A global Data & Insights Provider relied on large volumes of product data to power analytics, client dashboards, and marketplace services. The organization’s mission was to process product information reliably and deliver timely, consistent insights for customers across multiple regions. The existing data pipeline was designed for scale but struggled with costly, manual workflows that slowed delivery. To process data more efficiently and effectively, the company explored ways to automate classification and normalization while preserving regional nuance and high-quality outputs.

Challenges

The provider faced three interrelated challenges that limited product competitiveness. First, millions of product data points required manual classification — a time-consuming, error-prone effort that tied up specialist teams. Second, slow-to-market data pipelines meant updates could take weeks or months to reach customers, delaying product launches and eroding customer trust. Third, inconsistent data quality across regions created uneven user experiences: classifications that made sense in one market did not always translate correctly to another, requiring localized corrections and rework. These issues increased operational costs, lengthened time-to-value for customers, and constrained the company’s ability to scale.

Implementation

The organization implemented an AI-first solution to replace manual, clunky data processes and accelerate delivery. Central to the approach was a bespoke AI classification model, finely tuned to the needs of the product catalog and trained on historical classification decisions and annotated examples. The model was standardized to account for regional variances by incorporating locale-specific training data and rule layers, ensuring classifications respected local taxonomy, language, and regulatory differences.

Automation triggers were introduced throughout the pipeline so that new product data and data changes would immediately flow through the AI classification function. When a new feed arrived or an update was detected, event-driven processes routed the data into the classification service, applied post-processing rules, and pushed validated results downstream to publishing systems. This eliminated queues of manual work and enabled near-real-time processing: new entries could be classified and published in minutes or hours rather than waiting in backlogs for days.
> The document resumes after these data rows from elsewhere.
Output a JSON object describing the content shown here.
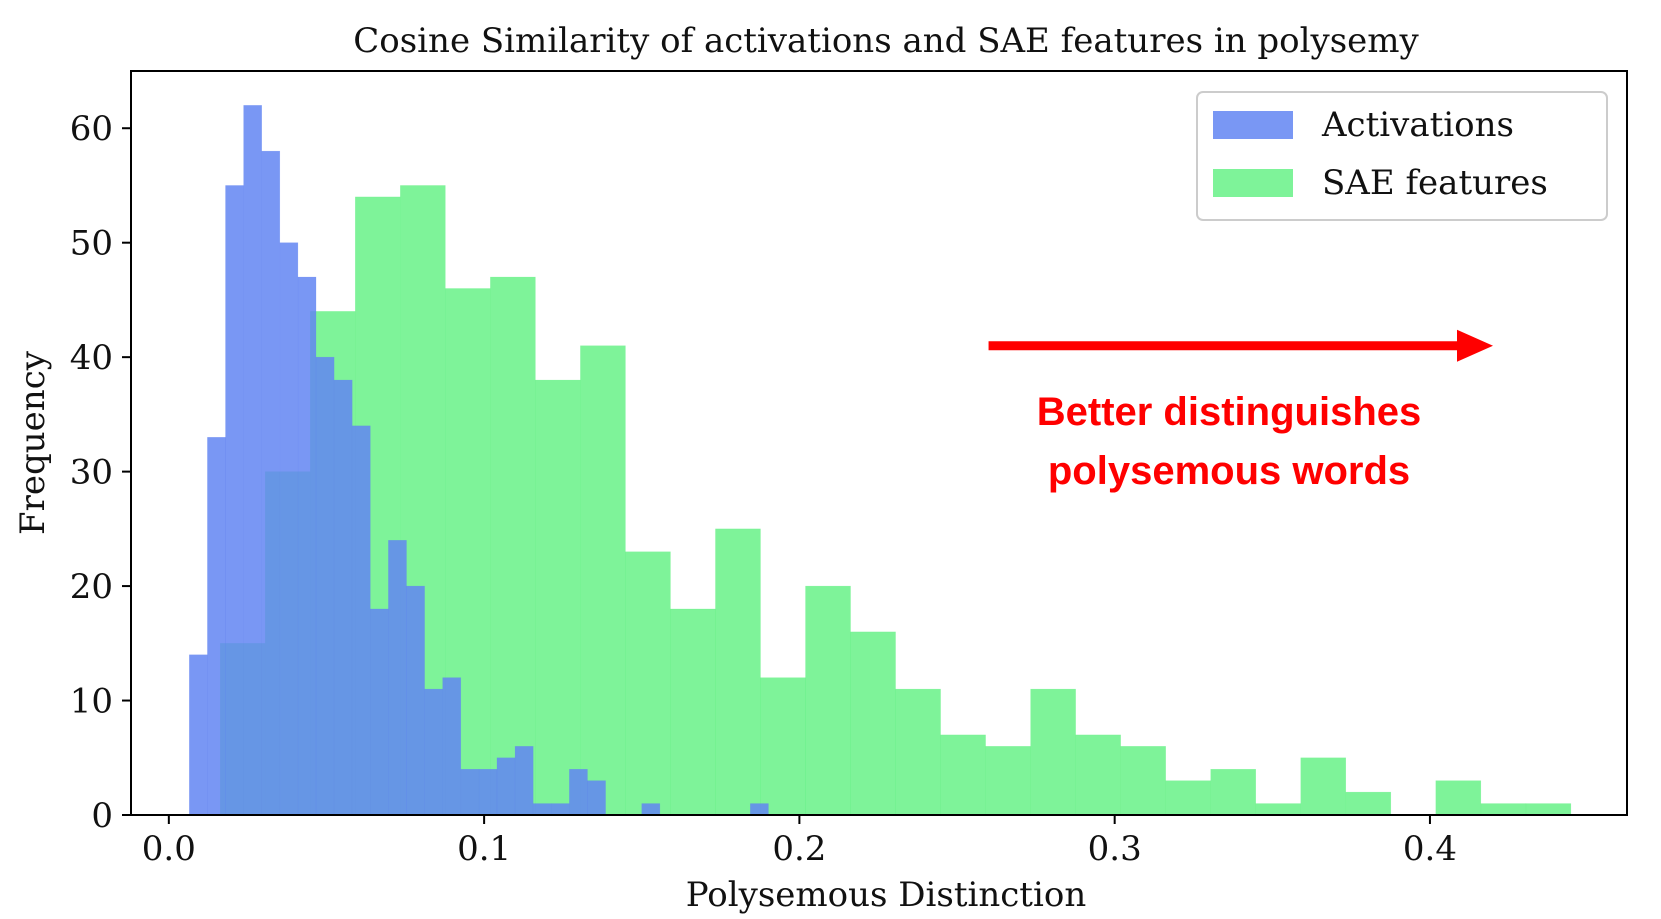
{
  "chart_data": {
    "type": "histogram",
    "title": "Cosine Similarity of activations and SAE features in polysemy",
    "xlabel": "Polysemous Distinction",
    "ylabel": "Frequency",
    "xlim": [
      -0.012,
      0.4625
    ],
    "ylim": [
      0,
      65
    ],
    "xticks": [
      0.0,
      0.1,
      0.2,
      0.3,
      0.4
    ],
    "xtick_labels": [
      "0.0",
      "0.1",
      "0.2",
      "0.3",
      "0.4"
    ],
    "yticks": [
      0,
      10,
      20,
      30,
      40,
      50,
      60
    ],
    "ytick_labels": [
      "0",
      "10",
      "20",
      "30",
      "40",
      "50",
      "60"
    ],
    "legend": {
      "location": "top-right"
    },
    "annotation": {
      "lines": [
        "Better distinguishes",
        "polysemous words"
      ],
      "color": "#ff0000",
      "x_start": 0.26,
      "x_end": 0.42,
      "y": 41
    },
    "series": [
      {
        "name": "Activations",
        "color": "#6185f2",
        "alpha": 0.85,
        "bin_start": 0.0065,
        "bin_width": 0.00574,
        "values": [
          14,
          33,
          55,
          62,
          58,
          50,
          47,
          40,
          38,
          34,
          18,
          24,
          20,
          11,
          12,
          4,
          4,
          5,
          6,
          1,
          1,
          4,
          3,
          0,
          0,
          1,
          0,
          0,
          0,
          0,
          0,
          1
        ]
      },
      {
        "name": "SAE features",
        "color": "#5ef07f",
        "alpha": 0.8,
        "bin_start": 0.0163,
        "bin_width": 0.01428,
        "values": [
          15,
          30,
          44,
          54,
          55,
          46,
          47,
          38,
          41,
          23,
          18,
          25,
          12,
          20,
          16,
          11,
          7,
          6,
          11,
          7,
          6,
          3,
          4,
          1,
          5,
          2,
          0,
          3,
          1,
          1
        ]
      }
    ]
  }
}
Operational changes included retraining cycles, feedback loops from human reviewers for edge cases, and monitoring dashboards to track model performance by region. Human-in-the-loop controls were retained for quality assurance during the transition, with targeted review workflows focusing only on ambiguous or high-risk items. This hybrid approach ensured rapid automation without compromising accuracy.

Results

The AI-driven transformation delivered measurable business and product outcomes. The provider cut annual spend on manual, clunky processes by $2M, reflecting reduced headcount needs for repetitive classification tasks and lower operational overhead. Time-to-market for data updates moved from weeks or months to same-day availability in most cases — and in many instances, updates propagated in minutes or hours thanks to automation triggers. That dramatic reduction in latency turned the offering into a truly premium product: customers received fresher, more reliable data that supported faster decision making and improved user satisfaction.
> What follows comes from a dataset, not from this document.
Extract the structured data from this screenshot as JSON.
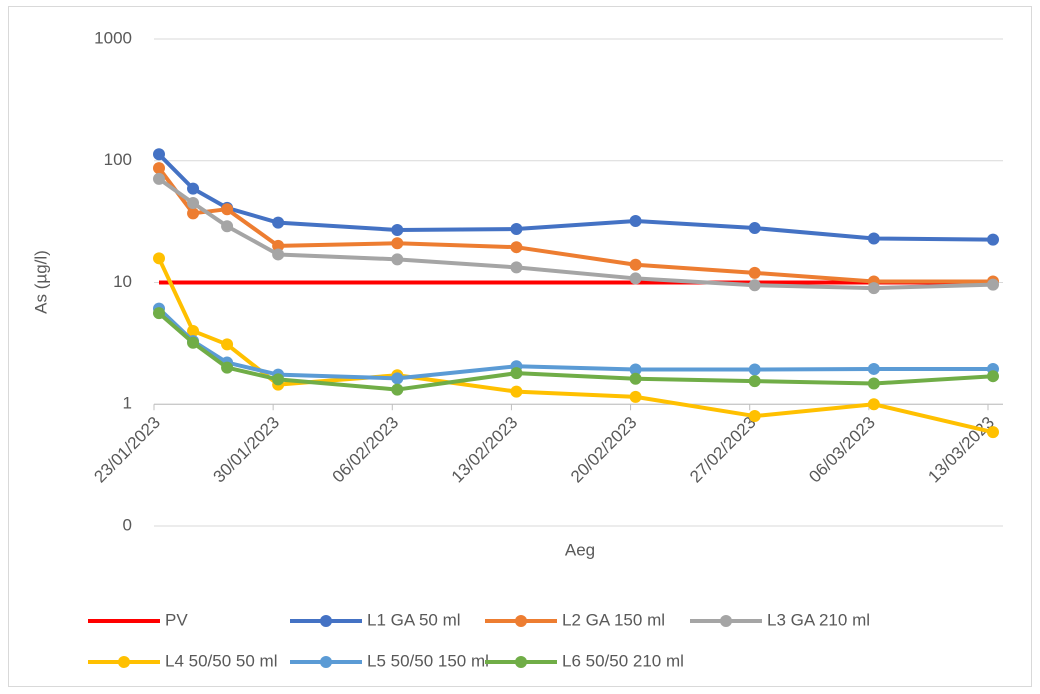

Standardizing the AI model for regional variances addressed prior inconsistencies in quality across markets. Classifications became more uniform where required and more context-sensitive where necessary, reducing rework and the volume of manual corrections. Retention improved as customers experienced fewer data-related issues and more consistent outputs across geographies. The combined effect of cost savings, faster delivery, and higher data quality strengthened the provider’s market position and prepared the organization for future scale, with an architecture that can incorporate additional AI capabilities and new data sources without reverting to manual bottlenecks.

*Case studies reflect work undertaken by our Heads of AI either during their tenure with Head of AI or in prior roles before they were part of the Head of AI network; they are provided for illustrative purposes only and are based on conversations with our Heads of AI.